Only 21 sites achieved the highest EU quality rating from 2013 to 2015, compared to over 500 water sources in the late 1980s.
The disclosures are outlined in the Environmental Protection Agency’s (EPA) national assessment of water quality.
The assessment, which covers the six-year period between 2010 and 2015, shows that 43% of monitored river water bodies had a less than good ecological status — which equates to 1,015 river water ‘bodies’.
Lakes, groundwater, coastal and transitional water bodies (estuaries) were assessed in the report, published today.
Only 24% of the surface area of monitored estuaries had a ‘high’ or ‘good’ status.
Furthermore, “hundreds of water bodies” around the country failed to meet quality standards.
The assessment is showing a continued reduction in the level of seriously polluted waters.
Only six river water bodies were categorised as ‘bad’ in 2010–2015 compared to 19 in the period 2007-2009.
Overall, the report found nationally the quality of water sources has remained relatively the same since the last assessment.
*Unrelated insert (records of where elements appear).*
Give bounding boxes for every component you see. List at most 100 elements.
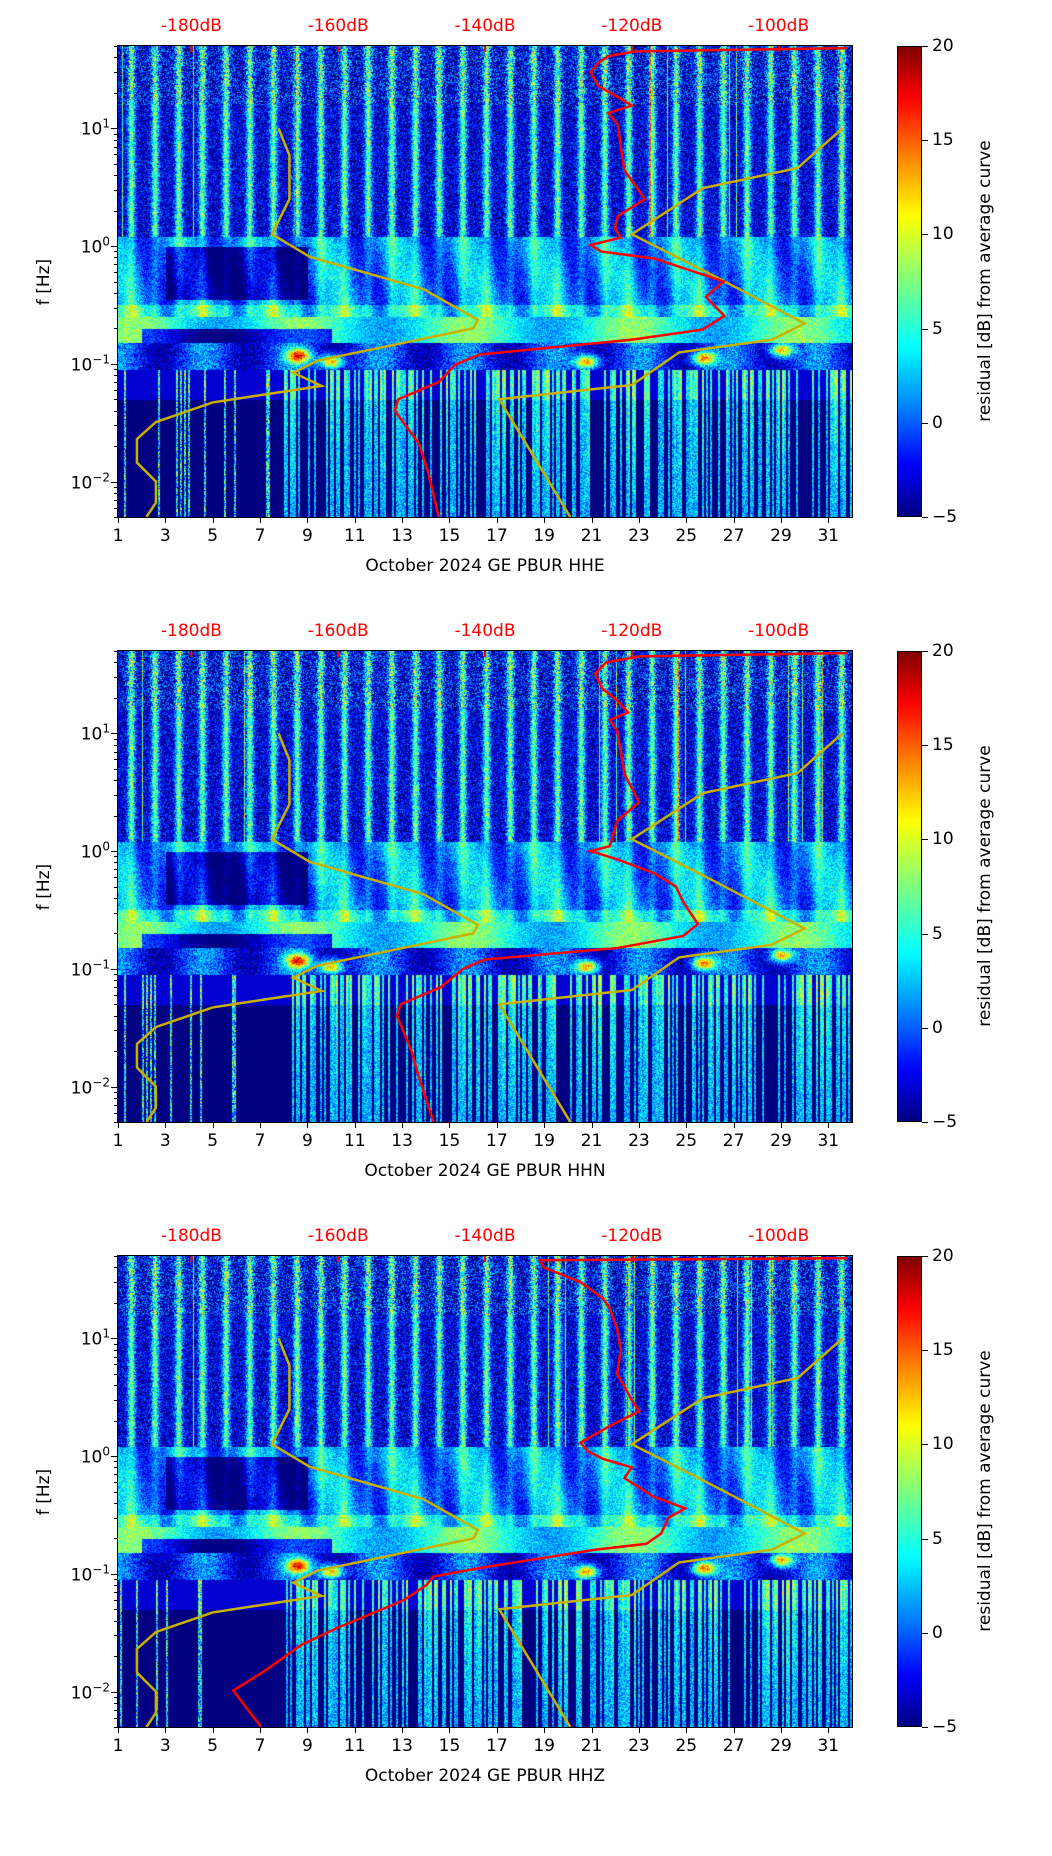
colorbar-tick-label: 0: [932, 1017, 943, 1038]
x-tick-label: 27: [722, 526, 745, 546]
y-minor-tick: [114, 507, 118, 509]
y-minor-tick: [114, 1538, 118, 1540]
y-minor-tick: [114, 410, 118, 412]
spectrogram-heatmap: [118, 1256, 852, 1727]
x-tick-label: 25: [675, 1736, 698, 1756]
y-tick-label: 100: [50, 1445, 110, 1468]
x-tick: [733, 517, 735, 523]
y-tick-exponent: −2: [92, 470, 110, 485]
y-minor-tick: [114, 57, 118, 59]
y-minor-tick: [114, 1122, 118, 1123]
y-minor-tick: [114, 399, 118, 401]
y-minor-tick: [114, 272, 118, 274]
x-tick-label: 23: [628, 1736, 650, 1756]
colorbar-tick: [922, 234, 928, 236]
x-tick-label: 21: [580, 1131, 603, 1151]
colorbar-tick-label: 20: [932, 1246, 954, 1266]
y-minor-tick: [114, 382, 118, 384]
x-tick-label: 13: [391, 1736, 413, 1756]
x-tick-label: 31: [817, 1736, 840, 1756]
colorbar-tick: [922, 651, 928, 652]
y-minor-tick: [114, 1385, 118, 1387]
y-tick-exponent: −1: [92, 957, 110, 972]
y-tick-base: 10: [80, 237, 103, 258]
top-axis-db-label: -160dB: [307, 16, 369, 36]
y-minor-tick: [114, 499, 118, 501]
y-tick-exponent: −2: [92, 1680, 110, 1695]
y-minor-tick: [114, 1592, 118, 1594]
x-tick-label: 27: [722, 1736, 745, 1756]
colorbar-label: residual [dB] from average curve: [975, 1350, 995, 1632]
x-tick: [638, 1122, 640, 1128]
y-minor-tick: [114, 744, 118, 746]
y-minor-tick: [114, 1696, 118, 1698]
x-tick: [591, 1122, 593, 1128]
colorbar-tick: [922, 1444, 928, 1446]
x-tick: [402, 517, 404, 523]
y-tick-base: 10: [70, 355, 93, 376]
low-noise-model-line: [135, 1337, 480, 1728]
colorbar: [897, 651, 922, 1122]
y-axis-label: f [Hz]: [34, 863, 54, 911]
y-major-tick: [111, 1086, 118, 1088]
y-minor-tick: [114, 759, 118, 761]
top-axis-db-label: -100dB: [748, 16, 810, 36]
y-tick-base: 10: [70, 1682, 93, 1703]
y-minor-tick: [114, 1015, 118, 1017]
x-tick-label: 3: [159, 1131, 171, 1151]
colorbar-tick-label: 5: [932, 923, 943, 944]
y-major-tick: [111, 733, 118, 735]
y-minor-tick: [114, 92, 118, 94]
y-tick-label: 10−1: [50, 1562, 110, 1585]
y-minor-tick: [114, 651, 118, 652]
y-major-tick: [111, 851, 118, 853]
y-minor-tick: [114, 446, 118, 448]
y-minor-tick: [114, 1502, 118, 1504]
x-tick: [686, 1122, 688, 1128]
x-tick: [733, 1122, 735, 1128]
x-tick-label: 23: [628, 1131, 650, 1151]
colorbar-tick-label: −5: [932, 1717, 958, 1737]
x-tick: [496, 1727, 498, 1733]
y-tick-label: 10−2: [50, 1680, 110, 1703]
x-tick-label: 19: [533, 526, 556, 546]
x-tick-label: 19: [533, 1736, 556, 1756]
top-axis-db-label: -180dB: [160, 16, 222, 36]
curves-overlay: [135, 651, 848, 1123]
top-axis-db-label: -160dB: [307, 621, 369, 641]
x-axis-label: October 2024 GE PBUR HHN: [364, 1161, 606, 1181]
x-tick-label: 31: [817, 526, 840, 546]
x-tick-label: 15: [438, 1131, 461, 1151]
colorbar: [897, 46, 922, 517]
y-minor-tick: [114, 897, 118, 899]
x-tick: [118, 517, 119, 523]
y-minor-tick: [114, 146, 118, 148]
top-axis-db-label: -120dB: [601, 1226, 663, 1246]
x-tick-label: 19: [533, 1131, 556, 1151]
x-tick: [118, 1727, 119, 1733]
y-tick-base: 10: [70, 1077, 93, 1098]
y-minor-tick: [114, 72, 118, 74]
x-tick-label: 9: [301, 1736, 313, 1756]
top-axis-db-label: -140dB: [454, 16, 516, 36]
y-tick-exponent: −2: [92, 1075, 110, 1090]
x-tick-label: 7: [254, 1131, 266, 1151]
y-minor-tick: [114, 1356, 118, 1358]
x-tick-label: 29: [770, 1131, 792, 1151]
x-tick-label: 1: [112, 1736, 124, 1756]
colorbar-tick-label: 0: [932, 412, 943, 433]
x-tick: [260, 517, 262, 523]
x-tick-label: 29: [770, 1736, 792, 1756]
y-tick-base: 10: [70, 472, 93, 493]
colorbar-tick: [922, 517, 928, 518]
x-tick: [828, 1727, 830, 1733]
y-minor-tick: [114, 738, 118, 740]
y-tick-base: 10: [70, 960, 93, 981]
spectrogram-plot-area: -180dB -160dB -140dB -120dB -100dB: [118, 16, 852, 518]
y-minor-tick: [114, 697, 118, 699]
y-minor-tick: [114, 163, 118, 165]
x-tick: [402, 1122, 404, 1128]
y-major-tick: [111, 246, 118, 248]
y-tick-base: 10: [80, 119, 103, 140]
y-minor-tick: [114, 1709, 118, 1711]
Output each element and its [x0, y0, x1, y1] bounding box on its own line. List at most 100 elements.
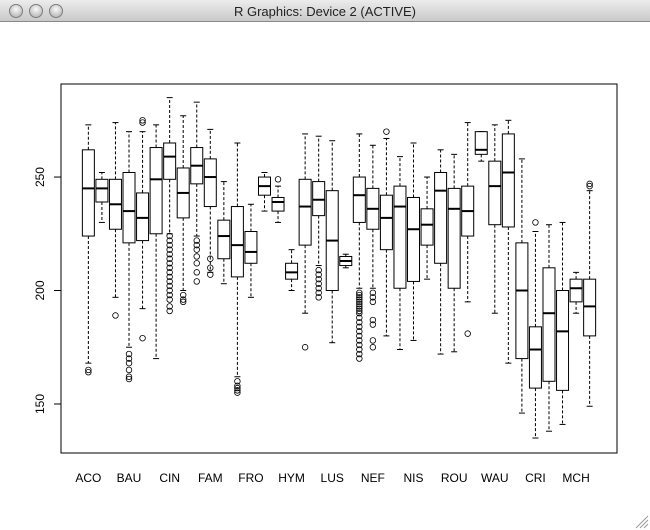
outlier: [166, 296, 173, 303]
window-title: R Graphics: Device 2 (ACTIVE): [233, 4, 417, 19]
x-tick-label: NIS: [404, 471, 424, 485]
outlier: [234, 389, 241, 396]
outlier: [166, 237, 173, 244]
box: [447, 187, 461, 289]
outlier: [166, 282, 173, 290]
outlier: [315, 280, 322, 287]
outlier: [356, 350, 363, 358]
x-tick-label: LUS: [321, 471, 344, 485]
outlier: [234, 384, 241, 392]
box: [474, 131, 488, 155]
outlier: [369, 321, 377, 328]
minimize-button[interactable]: [29, 4, 43, 18]
box: [583, 278, 597, 337]
box: [271, 196, 285, 212]
outlier: [166, 264, 173, 272]
outlier: [139, 334, 146, 342]
outlier: [356, 332, 363, 340]
outlier: [207, 271, 214, 278]
box: [434, 172, 448, 264]
box: [298, 178, 312, 246]
outlier: [369, 316, 377, 324]
outlier: [85, 369, 92, 376]
outlier: [125, 373, 133, 380]
x-tick-label: FRO: [238, 471, 263, 485]
outlier: [193, 246, 200, 253]
outlier: [356, 307, 363, 315]
outlier: [125, 375, 133, 383]
zoom-button[interactable]: [49, 4, 63, 18]
outlier: [315, 285, 322, 292]
outlier: [166, 303, 173, 310]
outlier: [125, 359, 133, 367]
outlier: [315, 294, 322, 301]
box: [230, 206, 244, 278]
title-bar: R Graphics: Device 2 (ACTIVE): [0, 0, 650, 22]
outlier: [112, 312, 119, 319]
outlier: [586, 182, 593, 190]
outlier: [369, 337, 377, 344]
box: [420, 208, 434, 246]
outlier: [356, 305, 363, 312]
outlier: [166, 232, 173, 240]
outlier: [356, 341, 363, 349]
x-tick-label: CRI: [525, 471, 546, 485]
outlier: [166, 278, 173, 285]
outlier: [586, 180, 593, 188]
outlier: [166, 260, 173, 267]
box: [163, 142, 177, 180]
outlier: [166, 273, 173, 281]
outlier: [166, 246, 173, 253]
outlier: [166, 241, 173, 249]
box: [407, 196, 421, 282]
outlier: [383, 128, 390, 135]
outlier: [193, 278, 200, 285]
outlier: [139, 117, 146, 124]
y-tick-label: 200: [33, 280, 47, 300]
outlier: [356, 314, 363, 321]
x-tick-label: NEF: [361, 471, 385, 485]
outlier: [356, 310, 363, 317]
outlier: [193, 253, 200, 260]
box: [203, 158, 217, 208]
outlier: [356, 300, 363, 308]
outlier: [369, 298, 377, 306]
outlier: [315, 275, 322, 283]
x-tick-label: ACO: [75, 471, 101, 485]
outlier: [166, 269, 173, 276]
outlier: [356, 355, 363, 362]
outlier: [356, 296, 363, 303]
box: [393, 185, 407, 289]
outlier: [315, 289, 322, 296]
outlier: [125, 366, 133, 374]
outlier: [315, 266, 322, 274]
box: [122, 172, 136, 244]
outlier: [193, 269, 200, 276]
outlier: [180, 296, 187, 303]
box: [312, 181, 326, 217]
y-tick-label: 250: [33, 167, 47, 187]
outlier: [315, 271, 322, 278]
outlier: [166, 251, 173, 258]
outlier: [85, 366, 92, 374]
box: [81, 149, 95, 237]
outlier: [532, 219, 539, 226]
outlier: [234, 378, 241, 385]
outlier: [234, 387, 241, 394]
outlier: [166, 255, 173, 262]
box: [379, 194, 393, 251]
x-tick-label: HYM: [278, 471, 305, 485]
box: [136, 192, 150, 242]
box: [149, 147, 163, 235]
outlier: [180, 298, 187, 306]
close-button[interactable]: [9, 4, 23, 18]
box: [488, 160, 502, 226]
y-tick-label: 150: [33, 394, 47, 414]
box: [352, 176, 366, 223]
box: [569, 278, 583, 303]
box: [556, 290, 570, 391]
outlier: [193, 241, 200, 249]
outlier: [356, 291, 363, 299]
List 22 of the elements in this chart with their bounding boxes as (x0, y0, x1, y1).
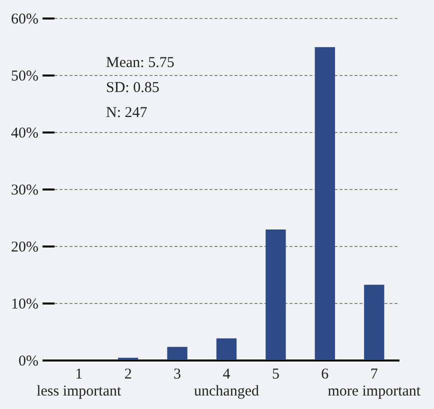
annotation: Mean: 5.75 (106, 54, 174, 71)
y-tick-label: 50% (11, 68, 38, 84)
y-tick-label: 20% (11, 240, 38, 256)
x-tick-label: 6 (321, 366, 330, 382)
bar (364, 284, 384, 360)
bar (266, 229, 286, 360)
bar (167, 346, 188, 360)
x-tick-label: 5 (272, 366, 280, 382)
annotation: N: 247 (106, 104, 148, 121)
annotation: SD: 0.85 (106, 80, 160, 96)
y-tick-label: 0% (18, 354, 38, 370)
x-tick-label: 2 (124, 366, 132, 382)
bar (216, 338, 237, 360)
y-tick-label: 30% (11, 182, 38, 198)
x-tick-label: 7 more important (328, 366, 422, 400)
x-tick-label: 1 less important (36, 366, 122, 400)
bar (314, 47, 336, 360)
y-tick-label: 60% (11, 12, 38, 28)
y-tick-label: 40% (11, 126, 38, 142)
y-tick-label: 10% (11, 296, 38, 312)
x-tick-label: 3 (174, 366, 182, 382)
x-tick-label: 4 unchanged (194, 366, 260, 400)
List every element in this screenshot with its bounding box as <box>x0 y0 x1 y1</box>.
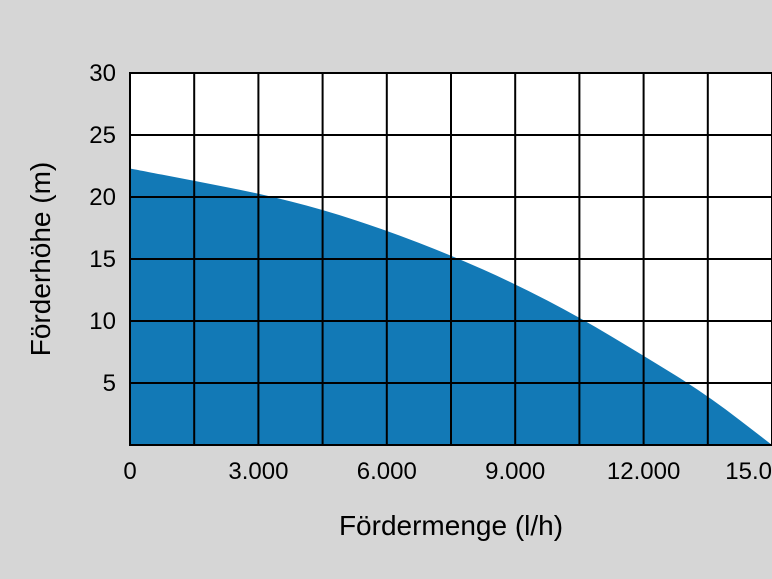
y-axis-label: Förderhöhe (m) <box>25 162 56 357</box>
y-tick-label: 20 <box>89 184 116 211</box>
x-tick-label: 9.000 <box>485 458 545 485</box>
x-axis-label: Fördermenge (l/h) <box>339 510 563 541</box>
y-tick-label: 10 <box>89 308 116 335</box>
x-tick-label: 15.0 <box>725 458 772 485</box>
x-tick-label: 0 <box>123 458 136 485</box>
y-tick-label: 5 <box>103 370 116 397</box>
y-tick-label: 25 <box>89 122 116 149</box>
chart-container: 0 3.000 6.000 9.000 12.000 15.0 5 10 15 20 25 30 För… <box>0 0 772 579</box>
x-tick-label: 6.000 <box>357 458 417 485</box>
y-tick-label: 30 <box>89 60 116 87</box>
y-tick-label: 15 <box>89 246 116 273</box>
x-tick-label: 12.000 <box>607 458 680 485</box>
x-tick-label: 3.000 <box>228 458 288 485</box>
pump-curve-chart: 0 3.000 6.000 9.000 12.000 15.0 5 10 15 20 25 30 För… <box>0 0 772 579</box>
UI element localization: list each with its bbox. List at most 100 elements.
Effectively, that was due to a cancelling-out effect. While the “worst of the worst” were almost eliminated, many of the pristine sites have declined in quality.
“While the national picture is relatively stable, some water bodies have improved while others have deteriorated, which highlights that not enough has been done to prevent deterioration of water quality,” said Andy Fanning, programme manager for the EPA’s evidence and assessment office.
The assessment concluded that while there has been little overall change in water quality, there has been a failure to meet the planned national target of 13% improvement in water status for the six-year period.
Matt Crowe, director of the EPA’s evidence and assessment office, reiterated the improvements but said steps now need to be taken to arrest any further decline in water quality.
“The good news is that we have almost eliminated the worst of the worst of polluted sites. The bad news is that the decline in our most pristine waters, the best of the best, has continued.
“We now need to put the necessary measures and resources in place to arrest any further deterioration of water status and to make necessary improvements,” said Dr Crowe.
“Decisions about what to do and who should do it and pay for it need to be based on scientific evidence and requires constructive engagement and collaboration across a wide range of stakeholders.
“By doing this, the right action can be taken in the right place by the right people and organisations,” he said.
This report is the first full six-year assessment of the status of Irish waters under the Water Framework Directive which is a European Union directive which commits EU member states to achieve good qualitative and quantitative status of all water bodies by 2015.